After analyzing the final states of objects within the environment, we also observed the majority of fixed objects were objects which change state but do not change location. In other words, the 62 pickupable objects had worse success rate than the 10 opennable objects. Intuitively, this makes sense since it should be easier to learn a binary difference at a fixed location.
Conclusion
Overall, we demonstrated CLIP provides an advantage over two forms of ResNet visual encoders. However, objectively, neither method is successful enough to apply practically. Moreover, we only experimented with the 1-phase version of the challenge. In theory, the 2-phase version should be more realistic and generalizable; however, we would expect even worse results using similar agents on this version of the challenge.

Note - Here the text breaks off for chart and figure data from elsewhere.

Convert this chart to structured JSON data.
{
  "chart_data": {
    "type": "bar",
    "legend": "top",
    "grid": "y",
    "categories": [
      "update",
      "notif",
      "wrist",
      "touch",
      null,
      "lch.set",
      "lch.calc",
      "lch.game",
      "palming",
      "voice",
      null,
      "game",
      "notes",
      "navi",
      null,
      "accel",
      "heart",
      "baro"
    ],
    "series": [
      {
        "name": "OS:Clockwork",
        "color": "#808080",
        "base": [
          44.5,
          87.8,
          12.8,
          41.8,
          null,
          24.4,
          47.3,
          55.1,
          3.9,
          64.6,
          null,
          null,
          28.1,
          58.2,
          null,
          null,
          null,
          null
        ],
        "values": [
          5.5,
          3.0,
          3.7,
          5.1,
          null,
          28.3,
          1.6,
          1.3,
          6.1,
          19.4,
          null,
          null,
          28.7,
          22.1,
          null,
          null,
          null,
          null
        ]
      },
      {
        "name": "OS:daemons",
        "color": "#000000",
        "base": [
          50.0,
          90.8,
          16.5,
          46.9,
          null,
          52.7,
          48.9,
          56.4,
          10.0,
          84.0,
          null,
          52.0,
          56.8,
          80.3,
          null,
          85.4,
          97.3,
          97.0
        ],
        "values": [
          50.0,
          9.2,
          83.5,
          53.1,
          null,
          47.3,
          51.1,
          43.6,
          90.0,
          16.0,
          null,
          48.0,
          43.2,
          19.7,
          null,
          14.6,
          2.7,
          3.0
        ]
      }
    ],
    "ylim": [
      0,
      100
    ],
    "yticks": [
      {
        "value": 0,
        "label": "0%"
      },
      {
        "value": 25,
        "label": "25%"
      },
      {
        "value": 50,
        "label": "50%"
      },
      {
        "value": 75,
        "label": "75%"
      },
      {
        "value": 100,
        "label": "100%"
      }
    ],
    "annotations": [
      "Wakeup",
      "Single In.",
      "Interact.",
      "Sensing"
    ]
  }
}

Additionally, one of the biggest challenges we faced working on this project was setting up the environment to train agents. The environment, framework, and many of their dependencies are all created by Allen AI. Despite this uniformity, we spent considerable time debugging dependency and setup issues before we were able to train our agents. We initially tried to run the environment locally, on Colab, and on GCP before finding the best performance on AWS. Moreover, we tried to run both the 2021 and 2022 versions of the challenge but were plagued with dependency issues on most platforms.
We also spent a lot of time training our agents. Because of computational/financial limitations, we were unable to perform more experiments with more agents. In future extensions of this project, we could try different pretrained CNN backbones in addition to other RL algorithms.
References
[1] Weihs, L., Deitke, M., Kembhavi, A., & Mottaghi, R. (2021). Visual Room Rearrangement (Version 1). arXiv https://doi.org/10.48550/ARXIV.2103.16544
[2] Dhruv Batra, Angel Xuan Chang, S. Chernova, Andrew J. Davison, Jun Deng, Vladlen Koltun, Sergey Levine, Jitendra Malik, Igor Mordatch, Roozbeh Mottaghi, Manolis Savva, and Hao Su. Rearrangement: A challenge for embodied ai. arXiv, 2020.
[3] Apoorv Khandelwal, Luca Weihs, Roozbeh Mottaghi, Aniruddha Kembhavi. Simple but Effective: CLIP Embeddings for Embodied AI. arXiv, 2022.